Gilberto Rodríguez Orejuela: Colombian 'Chess Player' drug lord dies in US prison

Reuters Image shows Gilberto Rodríguez Orejuela escorted by policeReuters
Colombian prosecutors gave permission in 2003 for Rodríguez Orejuela to be extradited to the United States

The former head of Colombia's once-powerful Cali drugs cartel has died in prison in the United States.

At one point, Gilberto Rodríguez Orejuela controlled the vast majority of the world's cocaine trade and was an arch-nemesis of Pablo Escobar.

The 83-year-old was even nicknamed the Chess Player for his skill at staying one step ahead of rivals and the law.

But in 1995 his luck ran out - he was arrested in Colombia and eventually extradited to the US in 2004.

The former cartel leader was serving a 30-year federal prison sentence in North Carolina where his family says he died of an illness on Tuesday.

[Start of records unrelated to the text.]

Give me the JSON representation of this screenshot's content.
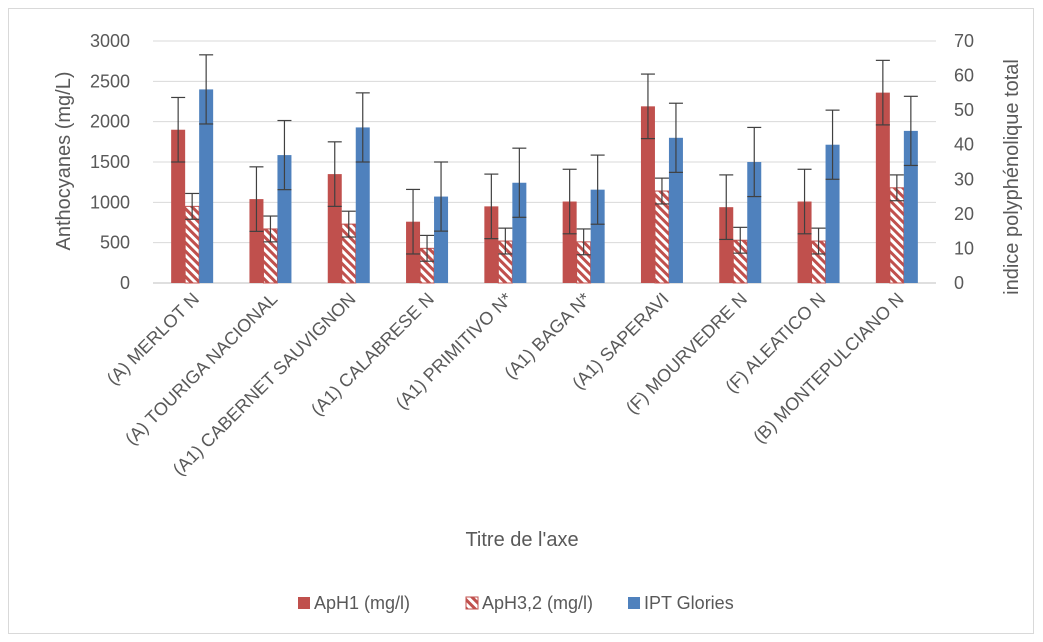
{
  "chart_data": {
    "type": "bar",
    "title": "",
    "xlabel": "Titre de l'axe",
    "ylabel": "Anthocyanes (mg/L)",
    "y2label": "indice polyphénolique total",
    "ylim": [
      0,
      3000
    ],
    "yticks": [
      "0",
      "500",
      "1000",
      "1500",
      "2000",
      "2500",
      "3000"
    ],
    "y2lim": [
      0,
      70
    ],
    "y2ticks": [
      "0",
      "10",
      "20",
      "30",
      "40",
      "50",
      "60",
      "70"
    ],
    "categories": [
      "(A) MERLOT N",
      "(A) TOURIGA NACIONAL",
      "(A1) CABERNET SAUVIGNON",
      "(A1) CALABRESE N",
      "(A1) PRIMITIVO N*",
      "(A1) BAGA N*",
      "(A1) SAPERAVI",
      "(F) MOURVEDRE N",
      "(F) ALEATICO N",
      "(B) MONTEPULCIANO N"
    ],
    "series": [
      {
        "name": "ApH1 (mg/l)",
        "axis": "left",
        "pattern": "solid",
        "color": "#c0504d",
        "values": [
          1900,
          1040,
          1350,
          760,
          950,
          1010,
          2190,
          940,
          1010,
          2360
        ],
        "errors": [
          400,
          400,
          400,
          400,
          400,
          400,
          400,
          400,
          400,
          400
        ]
      },
      {
        "name": "ApH3,2 (mg/l)",
        "axis": "left",
        "pattern": "hatch",
        "color": "#c0504d",
        "values": [
          950,
          670,
          730,
          430,
          520,
          510,
          1140,
          530,
          520,
          1180
        ],
        "errors": [
          160,
          160,
          160,
          160,
          160,
          160,
          160,
          160,
          160,
          160
        ]
      },
      {
        "name": "IPT Glories",
        "axis": "right",
        "pattern": "solid",
        "color": "#4f81bd",
        "values": [
          56,
          37,
          45,
          25,
          29,
          27,
          42,
          35,
          40,
          44
        ],
        "errors": [
          10,
          10,
          10,
          10,
          10,
          10,
          10,
          10,
          10,
          10
        ]
      }
    ],
    "grid": true,
    "legend": "bottom"
  }
}
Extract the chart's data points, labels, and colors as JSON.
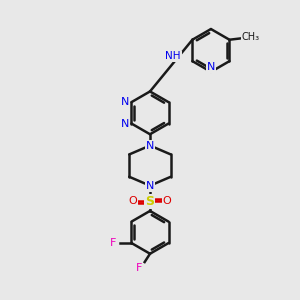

At the height of his powers, Gilberto Rodríguez Orejuela ran the Cali drugs cartel with his brother Miguel.

According to the US Drug Enforcement Administration (DEA), the pair's Cali gang was responsible for 80% of the world's total cocaine trade by the mid-1990s.

That monopoly was only achieved after 1993, the year Rodríguez Orejuela's long-time arch-nemesis - Pablo Escobar, the leader of the Medellin cartel - was killed by police.

Getty Images Image shows arrest of Gilberto Rodríguez OrejuelaGetty Images
In 1995 Gilberto Rodríguez Orejuela was arrested at his luxury apartment in Cali, Colombia

While Escobar's Cali gang had a fearsome reputation in Colombia for violence, the Rodríguez Orejuela brothers tried to portray themselves as respectable businessmen.

They later admitted to using bribes to secure friendly treatment from powerful politicians, many of whom they were close to, and were never pursued as actively by authorities as their Medellín rivals.

Rodríguez Orejuela even preferred to describe himself as an "honest drugstore magnate" - a reference to the chain of pharmacies owned by the family.

But in practice the Cali cartel was ruthlessly violent. For years, its members battled it out with their Medellín rivals for control of lucrative cocaine markets and supply routes.

The Rodríguez Orejuela brothers deployed bombs and vigilantes - and were believed to be behind the Pepes group responsible for the deaths of more than 60 of Pablo Escobar's relatives and associates.

Hundreds of gang members, drug dealers, and ordinary people were killed in the bloody turf conflict which gripped Colombia throughout the 1980s as a result.

The Cali cartel's demise eventually began in 1995, when police arrested Gilberto Rodríguez Orejuela at his luxury home in Cali, where he was reportedly crouching in a wardrobe.

Within a year of his arrest, some six of the cartel's seven leaders were either dead or behind bars.

His younger brother Miguel, arrested two months after Gilberto, is currently serving a prison sentence in the US.